Un esempio puntuale della difficoltà a realizzare scuole nuove arriva da Limana, provincia di Belluno. Il progetto per il consolidamento antisismico della primaria Cibien, un lavoro da 3 milioni e 360 mila euro, è stato accantonato perche l’istituto non era stato messo a catasto. “Non saranno questi fondi a cambiare la scuola italiana”, dice profetica la preside del comprensivo “Viscontino” di Roma, Piera Guglielmi. Il Liceo classico e statale Pio Albertelli, sempre nella capitale, aveva persino deliberato un “no” ai 273.000 euro ricevuto dal Pnrr: “Non risolvono i problemi reali destinati, come sono, alla tumultuosa emergenza innovazionistica”, era la ragione della bocciatura messa a verbale. Gli eredi del partigiano Albertelli, cui la scuola è dedicata, si sono opposti e nelle scorse ore si è trovato il compromesso di rivedere i progetti “imposti dall’alto”.

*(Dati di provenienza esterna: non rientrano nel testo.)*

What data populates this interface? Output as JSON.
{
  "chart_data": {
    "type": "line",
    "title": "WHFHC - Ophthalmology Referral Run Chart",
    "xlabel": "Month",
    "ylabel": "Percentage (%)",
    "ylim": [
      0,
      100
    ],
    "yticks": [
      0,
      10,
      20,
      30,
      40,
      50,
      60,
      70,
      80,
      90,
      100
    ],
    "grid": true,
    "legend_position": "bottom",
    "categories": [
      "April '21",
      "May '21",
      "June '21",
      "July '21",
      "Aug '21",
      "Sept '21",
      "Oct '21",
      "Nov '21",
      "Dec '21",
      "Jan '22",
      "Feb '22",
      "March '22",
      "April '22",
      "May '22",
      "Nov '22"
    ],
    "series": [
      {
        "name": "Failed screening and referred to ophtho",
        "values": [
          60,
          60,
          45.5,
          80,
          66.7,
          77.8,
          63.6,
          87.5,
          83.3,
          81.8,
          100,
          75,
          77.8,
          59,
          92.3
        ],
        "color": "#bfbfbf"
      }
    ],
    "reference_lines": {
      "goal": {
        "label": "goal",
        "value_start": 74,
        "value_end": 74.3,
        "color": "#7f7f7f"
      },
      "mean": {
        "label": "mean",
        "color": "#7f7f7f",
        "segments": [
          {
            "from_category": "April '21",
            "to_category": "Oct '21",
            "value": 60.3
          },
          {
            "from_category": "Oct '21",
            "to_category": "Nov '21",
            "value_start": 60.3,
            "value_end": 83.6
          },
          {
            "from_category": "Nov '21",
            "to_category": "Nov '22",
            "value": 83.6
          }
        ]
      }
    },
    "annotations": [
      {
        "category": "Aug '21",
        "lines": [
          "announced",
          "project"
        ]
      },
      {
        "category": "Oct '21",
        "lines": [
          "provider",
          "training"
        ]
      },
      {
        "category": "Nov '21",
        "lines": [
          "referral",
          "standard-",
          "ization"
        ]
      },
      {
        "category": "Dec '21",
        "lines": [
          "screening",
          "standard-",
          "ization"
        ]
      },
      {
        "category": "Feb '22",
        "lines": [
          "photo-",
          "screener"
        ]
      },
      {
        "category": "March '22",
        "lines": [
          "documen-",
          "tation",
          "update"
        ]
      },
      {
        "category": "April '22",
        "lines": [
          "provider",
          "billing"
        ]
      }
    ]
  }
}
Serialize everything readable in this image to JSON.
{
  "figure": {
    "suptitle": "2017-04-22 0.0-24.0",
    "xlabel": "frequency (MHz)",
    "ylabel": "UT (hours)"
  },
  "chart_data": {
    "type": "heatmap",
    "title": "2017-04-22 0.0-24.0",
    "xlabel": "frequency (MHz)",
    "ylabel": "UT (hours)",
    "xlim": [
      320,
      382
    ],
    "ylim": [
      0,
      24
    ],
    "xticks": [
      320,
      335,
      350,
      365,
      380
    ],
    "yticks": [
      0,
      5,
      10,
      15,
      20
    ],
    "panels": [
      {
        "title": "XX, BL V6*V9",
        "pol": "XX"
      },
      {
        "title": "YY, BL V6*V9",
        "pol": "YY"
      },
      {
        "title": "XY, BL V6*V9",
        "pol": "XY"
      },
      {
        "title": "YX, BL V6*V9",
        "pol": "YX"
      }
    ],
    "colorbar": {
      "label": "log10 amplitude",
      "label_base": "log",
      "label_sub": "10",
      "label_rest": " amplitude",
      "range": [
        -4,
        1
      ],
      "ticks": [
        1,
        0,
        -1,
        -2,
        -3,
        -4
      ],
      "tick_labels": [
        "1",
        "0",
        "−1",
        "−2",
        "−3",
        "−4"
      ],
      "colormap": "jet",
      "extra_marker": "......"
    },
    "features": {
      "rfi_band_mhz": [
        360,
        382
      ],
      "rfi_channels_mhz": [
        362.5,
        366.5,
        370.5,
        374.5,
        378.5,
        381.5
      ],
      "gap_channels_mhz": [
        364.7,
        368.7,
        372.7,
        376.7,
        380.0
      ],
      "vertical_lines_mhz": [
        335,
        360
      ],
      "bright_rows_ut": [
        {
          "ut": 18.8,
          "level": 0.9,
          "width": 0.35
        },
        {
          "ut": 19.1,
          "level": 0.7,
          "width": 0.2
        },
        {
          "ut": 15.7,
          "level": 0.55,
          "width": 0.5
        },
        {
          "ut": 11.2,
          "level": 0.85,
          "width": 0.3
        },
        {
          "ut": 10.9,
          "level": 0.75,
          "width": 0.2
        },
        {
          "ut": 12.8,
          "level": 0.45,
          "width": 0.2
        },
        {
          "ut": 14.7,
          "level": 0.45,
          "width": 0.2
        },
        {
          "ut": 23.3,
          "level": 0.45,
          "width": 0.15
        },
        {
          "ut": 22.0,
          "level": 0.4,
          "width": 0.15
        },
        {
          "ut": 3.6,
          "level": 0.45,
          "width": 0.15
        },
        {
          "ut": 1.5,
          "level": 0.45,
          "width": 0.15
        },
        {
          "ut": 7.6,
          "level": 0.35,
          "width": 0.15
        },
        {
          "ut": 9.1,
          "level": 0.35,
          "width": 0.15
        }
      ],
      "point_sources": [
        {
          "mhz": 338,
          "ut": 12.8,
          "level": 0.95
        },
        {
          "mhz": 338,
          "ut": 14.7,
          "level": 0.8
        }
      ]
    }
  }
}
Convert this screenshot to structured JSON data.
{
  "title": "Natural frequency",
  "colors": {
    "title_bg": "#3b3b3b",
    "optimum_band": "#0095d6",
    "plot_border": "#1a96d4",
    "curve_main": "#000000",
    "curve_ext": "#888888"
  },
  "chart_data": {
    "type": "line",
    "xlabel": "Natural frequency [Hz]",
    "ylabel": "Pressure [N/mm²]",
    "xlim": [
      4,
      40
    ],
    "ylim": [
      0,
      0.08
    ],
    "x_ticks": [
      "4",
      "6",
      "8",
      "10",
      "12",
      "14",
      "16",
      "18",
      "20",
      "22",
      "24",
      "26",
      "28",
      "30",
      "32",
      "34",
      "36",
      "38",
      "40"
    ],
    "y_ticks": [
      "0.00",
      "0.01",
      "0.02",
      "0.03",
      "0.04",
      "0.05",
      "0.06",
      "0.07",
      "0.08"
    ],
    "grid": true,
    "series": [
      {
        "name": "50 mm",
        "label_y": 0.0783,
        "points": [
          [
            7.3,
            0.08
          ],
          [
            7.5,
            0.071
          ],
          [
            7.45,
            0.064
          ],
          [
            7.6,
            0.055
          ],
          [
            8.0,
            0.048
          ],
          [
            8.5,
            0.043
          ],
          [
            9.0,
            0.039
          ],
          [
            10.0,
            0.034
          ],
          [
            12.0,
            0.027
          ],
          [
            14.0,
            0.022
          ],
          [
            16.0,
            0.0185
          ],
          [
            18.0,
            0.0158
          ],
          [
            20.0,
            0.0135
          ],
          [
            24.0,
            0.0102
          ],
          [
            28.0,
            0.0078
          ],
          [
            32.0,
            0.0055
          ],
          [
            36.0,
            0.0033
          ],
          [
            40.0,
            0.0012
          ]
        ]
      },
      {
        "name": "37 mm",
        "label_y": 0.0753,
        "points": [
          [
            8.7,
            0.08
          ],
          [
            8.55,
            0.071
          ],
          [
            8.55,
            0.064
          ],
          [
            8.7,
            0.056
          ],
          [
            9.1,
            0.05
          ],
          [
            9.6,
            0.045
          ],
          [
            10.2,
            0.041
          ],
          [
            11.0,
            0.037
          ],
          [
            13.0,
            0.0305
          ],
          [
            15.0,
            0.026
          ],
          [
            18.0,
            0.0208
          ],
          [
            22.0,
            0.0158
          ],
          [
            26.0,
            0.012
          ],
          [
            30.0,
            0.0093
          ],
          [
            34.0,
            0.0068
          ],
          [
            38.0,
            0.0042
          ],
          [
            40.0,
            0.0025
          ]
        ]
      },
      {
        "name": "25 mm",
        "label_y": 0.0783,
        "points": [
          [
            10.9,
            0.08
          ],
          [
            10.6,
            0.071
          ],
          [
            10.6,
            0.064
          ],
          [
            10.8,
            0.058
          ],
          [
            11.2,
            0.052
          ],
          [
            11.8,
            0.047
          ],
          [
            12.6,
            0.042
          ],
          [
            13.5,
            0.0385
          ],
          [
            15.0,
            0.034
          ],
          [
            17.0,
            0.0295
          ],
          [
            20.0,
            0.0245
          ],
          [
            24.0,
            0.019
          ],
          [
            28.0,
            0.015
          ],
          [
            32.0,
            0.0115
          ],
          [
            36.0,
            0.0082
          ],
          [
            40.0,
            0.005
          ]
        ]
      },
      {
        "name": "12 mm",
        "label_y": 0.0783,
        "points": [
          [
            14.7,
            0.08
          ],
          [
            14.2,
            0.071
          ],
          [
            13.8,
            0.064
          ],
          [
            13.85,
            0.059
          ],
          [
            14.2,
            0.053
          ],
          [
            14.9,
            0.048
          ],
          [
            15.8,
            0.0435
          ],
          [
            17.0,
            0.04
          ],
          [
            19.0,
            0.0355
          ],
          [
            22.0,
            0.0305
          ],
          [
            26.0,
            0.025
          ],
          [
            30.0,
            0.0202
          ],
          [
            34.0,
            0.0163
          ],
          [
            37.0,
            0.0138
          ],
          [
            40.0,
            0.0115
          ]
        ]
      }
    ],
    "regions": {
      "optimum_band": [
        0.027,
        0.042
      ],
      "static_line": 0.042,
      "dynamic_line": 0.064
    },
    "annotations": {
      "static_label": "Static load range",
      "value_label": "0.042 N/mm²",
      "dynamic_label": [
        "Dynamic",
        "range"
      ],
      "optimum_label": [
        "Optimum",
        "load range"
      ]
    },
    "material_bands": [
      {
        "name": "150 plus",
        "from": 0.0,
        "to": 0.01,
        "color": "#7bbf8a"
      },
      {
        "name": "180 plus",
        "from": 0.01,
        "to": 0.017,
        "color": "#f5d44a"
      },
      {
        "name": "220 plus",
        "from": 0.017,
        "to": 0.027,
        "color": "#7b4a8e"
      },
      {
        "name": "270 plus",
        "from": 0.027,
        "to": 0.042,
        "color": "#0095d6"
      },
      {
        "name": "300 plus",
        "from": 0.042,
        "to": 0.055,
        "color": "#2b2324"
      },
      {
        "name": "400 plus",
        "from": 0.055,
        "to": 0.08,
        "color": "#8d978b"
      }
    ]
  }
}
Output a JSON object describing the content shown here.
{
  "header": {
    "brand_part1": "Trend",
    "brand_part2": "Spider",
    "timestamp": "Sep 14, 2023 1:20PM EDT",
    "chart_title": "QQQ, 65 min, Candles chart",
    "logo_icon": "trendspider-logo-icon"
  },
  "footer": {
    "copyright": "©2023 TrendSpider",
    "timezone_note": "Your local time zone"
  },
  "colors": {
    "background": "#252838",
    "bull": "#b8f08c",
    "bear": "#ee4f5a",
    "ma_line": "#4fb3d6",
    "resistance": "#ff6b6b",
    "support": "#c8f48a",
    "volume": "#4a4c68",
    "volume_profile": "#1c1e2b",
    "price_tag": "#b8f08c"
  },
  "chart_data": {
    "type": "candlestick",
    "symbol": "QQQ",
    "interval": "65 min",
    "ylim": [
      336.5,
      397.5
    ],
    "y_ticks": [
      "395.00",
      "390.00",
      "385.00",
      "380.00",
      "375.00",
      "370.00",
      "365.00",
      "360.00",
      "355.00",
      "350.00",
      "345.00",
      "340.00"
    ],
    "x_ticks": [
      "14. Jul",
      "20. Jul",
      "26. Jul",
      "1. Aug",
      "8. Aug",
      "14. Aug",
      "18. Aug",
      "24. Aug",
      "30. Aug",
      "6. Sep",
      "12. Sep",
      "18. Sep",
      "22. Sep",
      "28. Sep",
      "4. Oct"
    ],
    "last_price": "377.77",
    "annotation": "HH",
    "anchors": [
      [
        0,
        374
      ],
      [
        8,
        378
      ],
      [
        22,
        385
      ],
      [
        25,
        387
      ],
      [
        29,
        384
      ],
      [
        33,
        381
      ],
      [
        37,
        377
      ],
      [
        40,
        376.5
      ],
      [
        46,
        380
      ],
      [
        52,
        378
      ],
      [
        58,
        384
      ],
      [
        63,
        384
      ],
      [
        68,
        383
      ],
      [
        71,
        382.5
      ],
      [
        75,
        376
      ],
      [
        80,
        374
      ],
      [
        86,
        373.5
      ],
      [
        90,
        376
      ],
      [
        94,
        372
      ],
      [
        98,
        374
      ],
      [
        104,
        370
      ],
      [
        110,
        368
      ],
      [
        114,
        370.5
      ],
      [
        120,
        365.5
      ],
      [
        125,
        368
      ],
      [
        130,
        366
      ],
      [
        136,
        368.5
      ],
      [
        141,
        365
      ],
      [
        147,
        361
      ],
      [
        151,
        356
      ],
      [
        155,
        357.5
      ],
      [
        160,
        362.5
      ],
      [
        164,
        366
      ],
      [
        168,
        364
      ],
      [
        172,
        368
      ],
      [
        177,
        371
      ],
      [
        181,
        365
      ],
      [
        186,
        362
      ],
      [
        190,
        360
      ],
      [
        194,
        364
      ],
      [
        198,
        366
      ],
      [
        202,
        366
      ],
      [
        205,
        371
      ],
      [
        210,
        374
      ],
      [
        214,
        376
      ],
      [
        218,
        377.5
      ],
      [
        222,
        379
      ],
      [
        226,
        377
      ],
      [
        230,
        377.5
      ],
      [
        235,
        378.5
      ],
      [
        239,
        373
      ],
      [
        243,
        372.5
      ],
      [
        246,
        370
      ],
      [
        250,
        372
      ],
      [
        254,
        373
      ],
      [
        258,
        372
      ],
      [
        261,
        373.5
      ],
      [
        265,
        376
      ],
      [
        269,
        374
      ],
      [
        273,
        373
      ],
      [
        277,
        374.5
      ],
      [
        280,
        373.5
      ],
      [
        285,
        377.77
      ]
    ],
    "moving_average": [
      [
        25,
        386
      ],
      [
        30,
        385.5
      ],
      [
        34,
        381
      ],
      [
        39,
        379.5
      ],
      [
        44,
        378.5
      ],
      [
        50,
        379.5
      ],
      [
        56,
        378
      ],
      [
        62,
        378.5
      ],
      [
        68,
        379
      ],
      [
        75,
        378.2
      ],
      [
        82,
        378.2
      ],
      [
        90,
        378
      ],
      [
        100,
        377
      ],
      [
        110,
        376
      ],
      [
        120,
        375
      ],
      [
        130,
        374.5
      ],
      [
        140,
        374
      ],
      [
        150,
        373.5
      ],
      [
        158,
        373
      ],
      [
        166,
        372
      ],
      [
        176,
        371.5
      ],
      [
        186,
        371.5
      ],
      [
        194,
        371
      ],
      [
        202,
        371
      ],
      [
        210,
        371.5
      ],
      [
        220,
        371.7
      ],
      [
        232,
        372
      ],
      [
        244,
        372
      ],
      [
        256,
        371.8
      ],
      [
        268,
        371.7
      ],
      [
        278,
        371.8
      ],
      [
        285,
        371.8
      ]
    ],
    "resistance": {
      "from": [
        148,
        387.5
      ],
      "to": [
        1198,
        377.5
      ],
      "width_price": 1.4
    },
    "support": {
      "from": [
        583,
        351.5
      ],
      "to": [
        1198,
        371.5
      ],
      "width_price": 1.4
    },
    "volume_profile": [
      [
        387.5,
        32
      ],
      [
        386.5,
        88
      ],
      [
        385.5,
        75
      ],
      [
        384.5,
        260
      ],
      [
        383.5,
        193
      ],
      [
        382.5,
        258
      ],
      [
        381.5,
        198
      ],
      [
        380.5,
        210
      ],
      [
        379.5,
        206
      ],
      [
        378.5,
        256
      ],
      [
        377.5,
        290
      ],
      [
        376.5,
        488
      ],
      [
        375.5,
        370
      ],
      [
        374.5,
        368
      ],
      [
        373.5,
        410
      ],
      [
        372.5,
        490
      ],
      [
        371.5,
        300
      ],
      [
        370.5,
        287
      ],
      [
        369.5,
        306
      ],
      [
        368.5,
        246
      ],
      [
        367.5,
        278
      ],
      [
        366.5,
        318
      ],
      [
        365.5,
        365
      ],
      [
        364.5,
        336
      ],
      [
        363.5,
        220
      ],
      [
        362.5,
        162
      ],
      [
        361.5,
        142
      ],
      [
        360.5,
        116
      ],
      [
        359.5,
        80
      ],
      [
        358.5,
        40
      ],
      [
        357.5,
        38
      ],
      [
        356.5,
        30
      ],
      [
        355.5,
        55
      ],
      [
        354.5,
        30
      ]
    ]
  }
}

Gli istituti non accatastati

La piattaforma di gestione ha fatto registrare ritardi, dice ancora il sindacato Andis, attribuendo responsabilità al ministero. Il direttore dell’Ufficio scolastico provinciale di Belluno, Massimiliano Salvador, rivela: “In alcuni casi potremmo riscontrare difficoltà, in ragione della particolare complessità dei progetti e della mancanza di personale nelle segreterie”. Cosa se ne fa la scuola dei soldi per l’innovazione tecnologica se poi è costretta a insegnare in aule che cadono a pezzi? La domanda è del sindacato Dirigentiscuola: “E’ impossibile gestire gli assegni del Piano nazionale di ripresa e resilienza. Siamo disorientati e in difficoltà su procedure per le quali esistono, ad oggi, dubbi interpretativi che il ministero, a più riprese sollecitato, non ha ancora fugato”.